Previous models mainly focused on molecular structure or chemical features, often ignoring the deep root cause—namely, the key role of receptor-ligand interactions during binding. These interactions are fundamental drivers of activity cliffs.

Figure 1: Motivation and methodology of MTPNet. It posits that only when structural differences concentrate on receptor-sensitive regions, disrupting key binding modes or inducing conformational changes, will activity cliffs occur. MTPNet models molecular and receptor features at multiple granularities to better identify these critical changes.

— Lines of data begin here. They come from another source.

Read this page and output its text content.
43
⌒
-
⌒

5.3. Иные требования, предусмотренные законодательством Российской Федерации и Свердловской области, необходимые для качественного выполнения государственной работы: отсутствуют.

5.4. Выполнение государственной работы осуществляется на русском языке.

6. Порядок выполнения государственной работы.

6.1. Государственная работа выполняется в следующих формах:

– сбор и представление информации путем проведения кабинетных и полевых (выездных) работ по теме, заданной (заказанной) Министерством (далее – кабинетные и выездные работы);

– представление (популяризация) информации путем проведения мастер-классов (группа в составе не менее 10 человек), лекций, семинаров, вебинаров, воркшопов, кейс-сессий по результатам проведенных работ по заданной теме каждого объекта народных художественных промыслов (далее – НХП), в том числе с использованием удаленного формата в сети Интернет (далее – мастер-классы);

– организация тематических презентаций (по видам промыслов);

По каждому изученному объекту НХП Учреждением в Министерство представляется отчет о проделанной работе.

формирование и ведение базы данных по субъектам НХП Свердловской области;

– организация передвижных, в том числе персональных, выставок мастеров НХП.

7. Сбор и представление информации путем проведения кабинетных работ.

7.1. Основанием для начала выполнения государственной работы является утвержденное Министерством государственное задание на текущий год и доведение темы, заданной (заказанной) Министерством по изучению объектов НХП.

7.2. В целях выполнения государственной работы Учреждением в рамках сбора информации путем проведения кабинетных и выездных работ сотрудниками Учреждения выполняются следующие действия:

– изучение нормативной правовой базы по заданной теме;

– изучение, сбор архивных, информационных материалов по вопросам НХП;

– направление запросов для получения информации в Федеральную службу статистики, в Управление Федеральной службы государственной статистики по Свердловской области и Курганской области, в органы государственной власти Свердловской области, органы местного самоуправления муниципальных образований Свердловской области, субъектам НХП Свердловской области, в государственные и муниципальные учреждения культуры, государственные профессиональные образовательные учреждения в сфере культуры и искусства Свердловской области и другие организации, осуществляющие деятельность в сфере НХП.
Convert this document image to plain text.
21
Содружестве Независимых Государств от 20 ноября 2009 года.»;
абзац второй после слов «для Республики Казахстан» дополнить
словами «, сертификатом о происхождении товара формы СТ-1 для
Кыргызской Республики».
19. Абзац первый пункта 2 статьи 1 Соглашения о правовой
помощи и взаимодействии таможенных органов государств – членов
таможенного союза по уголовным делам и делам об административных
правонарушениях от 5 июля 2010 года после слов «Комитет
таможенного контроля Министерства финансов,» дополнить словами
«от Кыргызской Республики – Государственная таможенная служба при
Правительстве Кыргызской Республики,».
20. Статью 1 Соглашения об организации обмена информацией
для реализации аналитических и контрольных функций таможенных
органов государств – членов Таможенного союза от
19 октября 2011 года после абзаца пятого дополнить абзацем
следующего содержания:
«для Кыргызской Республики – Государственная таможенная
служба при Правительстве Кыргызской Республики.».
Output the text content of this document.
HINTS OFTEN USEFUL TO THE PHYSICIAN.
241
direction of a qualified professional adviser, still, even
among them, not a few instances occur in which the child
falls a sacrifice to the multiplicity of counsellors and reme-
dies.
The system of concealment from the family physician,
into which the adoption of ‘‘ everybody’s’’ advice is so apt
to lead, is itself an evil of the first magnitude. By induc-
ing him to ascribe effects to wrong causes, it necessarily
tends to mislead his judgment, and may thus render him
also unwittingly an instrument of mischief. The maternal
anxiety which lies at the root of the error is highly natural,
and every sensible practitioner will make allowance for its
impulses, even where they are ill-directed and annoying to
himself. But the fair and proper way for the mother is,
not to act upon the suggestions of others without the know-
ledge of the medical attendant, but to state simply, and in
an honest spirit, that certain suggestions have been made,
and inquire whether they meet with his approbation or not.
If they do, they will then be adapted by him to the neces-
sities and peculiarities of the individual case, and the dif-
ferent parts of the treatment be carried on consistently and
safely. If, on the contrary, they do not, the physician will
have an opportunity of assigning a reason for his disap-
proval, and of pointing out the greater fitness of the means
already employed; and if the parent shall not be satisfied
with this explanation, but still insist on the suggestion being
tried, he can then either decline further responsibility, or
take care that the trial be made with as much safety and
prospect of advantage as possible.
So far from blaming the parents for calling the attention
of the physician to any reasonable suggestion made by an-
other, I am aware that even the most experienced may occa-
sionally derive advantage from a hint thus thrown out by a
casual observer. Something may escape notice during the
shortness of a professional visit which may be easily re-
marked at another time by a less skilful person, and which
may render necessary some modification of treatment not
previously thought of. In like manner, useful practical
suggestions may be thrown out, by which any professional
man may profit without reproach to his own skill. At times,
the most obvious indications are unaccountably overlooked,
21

2. The architecture of MTPNet: A multi-granularity target perception framework

To model receptor-ligand interactions at both receptor-level and binding site-level, MTPNet employs the MTP module, composed of the Macro-level Target Semantic (MTS) and Micro-level Pocket Semantic (MPS) networks. MTS uses pretrained protein models to extract receptor embeddings, guiding molecular features via conditional layer normalization and self-attention. MPS captures local interactions within binding pockets through cross-attention. The iterative fusion of these features enables precise activity cliff prediction.

Figure 2: MTPNet architecture design.

3. Comprehensive performance evaluation

The team evaluated MTPNet on the MoleculeACE benchmark, designed to assess activity cliffs caused by subtle molecular variations across 30 high-quality subsets with over 35,000 samples. Results showed an average RMSE reduction of 18.95%, PCC increase of 11.6%, and R2 improvement of 17.8%.

Figure 3: Prediction performance of MTPNet. It also excels in activity cliff classification on the CYP3A4 dataset, achieving an AUC of 0.924, surpassing state-of-the-art models like Mole-BERT (0.902) and MolCLR (0.896).

4. Plug-and-play capability of MTP module

The team tested the MTP module as a plug-in across baseline models such as GCN, GAT, GIN, MolCLR, and Mole-BERT. Results showed over 15% RMSE improvement and performance surpassing scaled-up models, demonstrating broad compatibility and robustness.

Figure 4: Plug-and-play effects of the MTP module.

5. Interpretability of MTPNet

The model pays significant attention to key functional groups such as amino (-NH₂), carbonyl (C=O), sulfonyl (O=S=O), carboxyl (-COOH), and halogens, as well as specific bonds like double and triple bonds. This focus aligns with chemical principles that functional groups dominate molecular properties and reactivity, reflecting strong interpretability. MTPNet not only accurately identifies influential regions but also reveals how functional groups and bonds affect solubility, hydrophobicity, and affinity.

Figure 5: Interpretability of MTPNet.

6. Summary and outlook

MTPNet explicitly incorporates receptor proteins as condition information, enabling universal activity cliff prediction. It has broad applications in drug discovery, molecular optimization, and chemical mechanism research, helping identify key functional groups and bonds that cause activity changes, thus improving screening efficiency and reducing trial-and-error. Its high interpretability also aids in understanding molecular mechanisms of protein-ligand binding, guiding rational drug design, and exploring activity cliff origins. Future extensions could include toxicity prediction, structure-activity relationship modeling, and in-depth studies of complex receptor-ligand interactions.